Modeontwerpers kijken rond, op zoek naar inspiratie, dus ook naar kunstwerken. Het museum als muze: het is een eeuwenoud verschijnsel dat met de jaren heel gewoon is geworden. Een motief verhuist van het doek naar de rug van een jasje, een kapsel vanop een tableau wordt voor de fotosessie meticuleus nageboetseerd, de vormen van een installatie worden gesjabloneerd met patroonpapier. Mode en kunst delen het visuele; kruisbestuivingen op dat vlak liggen dus voor de hand. Het minder oppervlakkige, het conceptuele laat zich moeilijker vangen. Het lijkt alsof modeontwerpers met een minderwaardigheidscomplex zitten, alsof ze hun beroep als een frivole, vlug vergeten gril zien vergeleken met het serieuze, haast sacrale imago van de kunstwereld. Vandaar misschien dat sommigen het achterliggend denkwerk eerder dan het artisanale van hun kleren willen benadrukken, vaak met de woordenschat van de moderne kunst. Er wordt gedefileerd in galeries, kleren worden omschreven als statements of “zoektochten naar”. Het universum van artiesten zo verscheiden als Manzoni, Lewitt, Duchamps of Beuys opent nieuwe perspectieven voor ontwerpers en blijkt tegelijk een ideaal toevluchtsoord, een tegengif voor gloss, theatraliteit en nauwelijks verhulde commercie, termen die al te vaak als scheldwoorden op het modecircuit worden afgevuurd.

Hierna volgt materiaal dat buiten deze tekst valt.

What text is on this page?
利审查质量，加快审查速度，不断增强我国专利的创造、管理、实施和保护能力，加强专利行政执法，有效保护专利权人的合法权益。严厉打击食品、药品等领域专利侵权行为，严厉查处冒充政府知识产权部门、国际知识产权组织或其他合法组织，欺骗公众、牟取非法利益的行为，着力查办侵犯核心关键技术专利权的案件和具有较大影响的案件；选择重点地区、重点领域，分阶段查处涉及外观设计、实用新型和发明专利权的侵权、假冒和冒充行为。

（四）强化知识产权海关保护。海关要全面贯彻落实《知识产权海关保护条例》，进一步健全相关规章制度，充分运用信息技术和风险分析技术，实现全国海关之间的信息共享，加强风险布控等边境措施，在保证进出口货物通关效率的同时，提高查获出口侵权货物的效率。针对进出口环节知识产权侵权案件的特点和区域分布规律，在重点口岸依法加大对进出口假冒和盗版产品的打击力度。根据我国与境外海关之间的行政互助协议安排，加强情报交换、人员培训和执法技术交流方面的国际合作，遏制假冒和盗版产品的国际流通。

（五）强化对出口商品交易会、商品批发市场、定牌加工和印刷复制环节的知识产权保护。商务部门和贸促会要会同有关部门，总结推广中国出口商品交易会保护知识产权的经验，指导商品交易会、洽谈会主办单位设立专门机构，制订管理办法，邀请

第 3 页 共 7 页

Maar niemand speelt het spel helemaal uit: de ontwerper laat het aan de toeschouwer over om uit te maken of de bultenjurken van Comme des Garçons, de japonnen van Viktor & Rolf, de paspopcreaties van Martin Margiela of de trash-items van Bless al dan niet voor kunst moeten doorgaan.

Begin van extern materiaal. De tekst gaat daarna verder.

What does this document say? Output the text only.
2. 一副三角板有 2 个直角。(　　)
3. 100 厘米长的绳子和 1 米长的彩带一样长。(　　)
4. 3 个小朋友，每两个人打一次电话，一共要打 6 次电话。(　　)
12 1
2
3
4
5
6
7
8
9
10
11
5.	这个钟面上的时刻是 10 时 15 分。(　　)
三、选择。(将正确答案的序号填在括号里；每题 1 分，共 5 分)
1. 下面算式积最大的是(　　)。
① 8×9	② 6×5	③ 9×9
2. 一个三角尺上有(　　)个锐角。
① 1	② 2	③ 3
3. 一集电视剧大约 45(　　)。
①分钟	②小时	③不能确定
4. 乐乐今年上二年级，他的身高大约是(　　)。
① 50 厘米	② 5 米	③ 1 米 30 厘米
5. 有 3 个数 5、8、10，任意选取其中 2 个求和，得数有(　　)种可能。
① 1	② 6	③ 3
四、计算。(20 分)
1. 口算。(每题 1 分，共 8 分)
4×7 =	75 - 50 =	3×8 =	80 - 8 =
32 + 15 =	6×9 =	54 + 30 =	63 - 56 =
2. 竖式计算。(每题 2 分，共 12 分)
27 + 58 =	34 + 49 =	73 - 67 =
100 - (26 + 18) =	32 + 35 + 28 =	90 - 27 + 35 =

Elein Fleiss weer: “Iemand als Margiela is een designer, geen artiest. Hij heeft er bewust voor gekozen klerenontwerper te worden. Ik zie bijvoorbeeld ook een verschil tussen een modefotograaf en een artiest-fotograaf. Het is een andere manier van werken. De eerste moet steeds op zoek gaan naar nieuwe stijlen omdat mode, de discipline waarin hij of zij zich beweegt, dat nu eenmaal vraagt. De tweede probeert iets heel specifieks en persoonlijks te vertellen. Qua aanpak liggen ze volgens mij ver uit elkaar.”
Omgekeerd wordt ook de codetaal van de modewereld ontcijferd. Vanuit expositieruimtes bezinnen hedendaagse artiesten, van Gotscho over Lamsweerde Matadin tot Vanessa Beecroft (zie pag. 196) en Beverly Semmes zich over het evocatieve en symbolische karakter van mode. Ze gebruiken kledingstukken, stoffen en modellen, het fashion-vocabularium. Schoonheid, lichamelijkheid, vermomming: precies dezelfde ingrediënten die een ontwerper verwerkt in een seizoenscollectie met honderden outfits worden door hen samengebald tot één beeld.
Eigenlijk hoeven we in de hele discussie geen stelling in te nemen: het is niet alleen makkelijker, maar ook een stuk logischer. Mode is kunst, mode is geen kunst… Tussen zwart en wit ligt in dit geval geen grijs maar, zoals gebruikelijker is, een prisma.
Alles is gelinkt: kleren, kunst, muziek, politiek, seks en actualiteit. Wie hierover zijn of haar stem wil laten horen, is meer gediend met een persoonlijke, gevoelsmatige inbreng dan met een door een hokjesmentaliteit gedefinieerde context. Daarom hebben we op de volgende bladzijden gekozen voor figuren die meer zien in een dergelijke symbiose: performance-artieste Vanessa Beecroft en modeontwerper annex schilder Stephen Sprouse (pag. 204), maar ook de redacteurs van bijdehandse nineties-modetijdschriften (pag. 200) en Terry Jones (pag. 210), die nog steeds de grenzen van de gedrukte media op intelligente, in tegenstelling tot intellectuele wijze overschrijdt.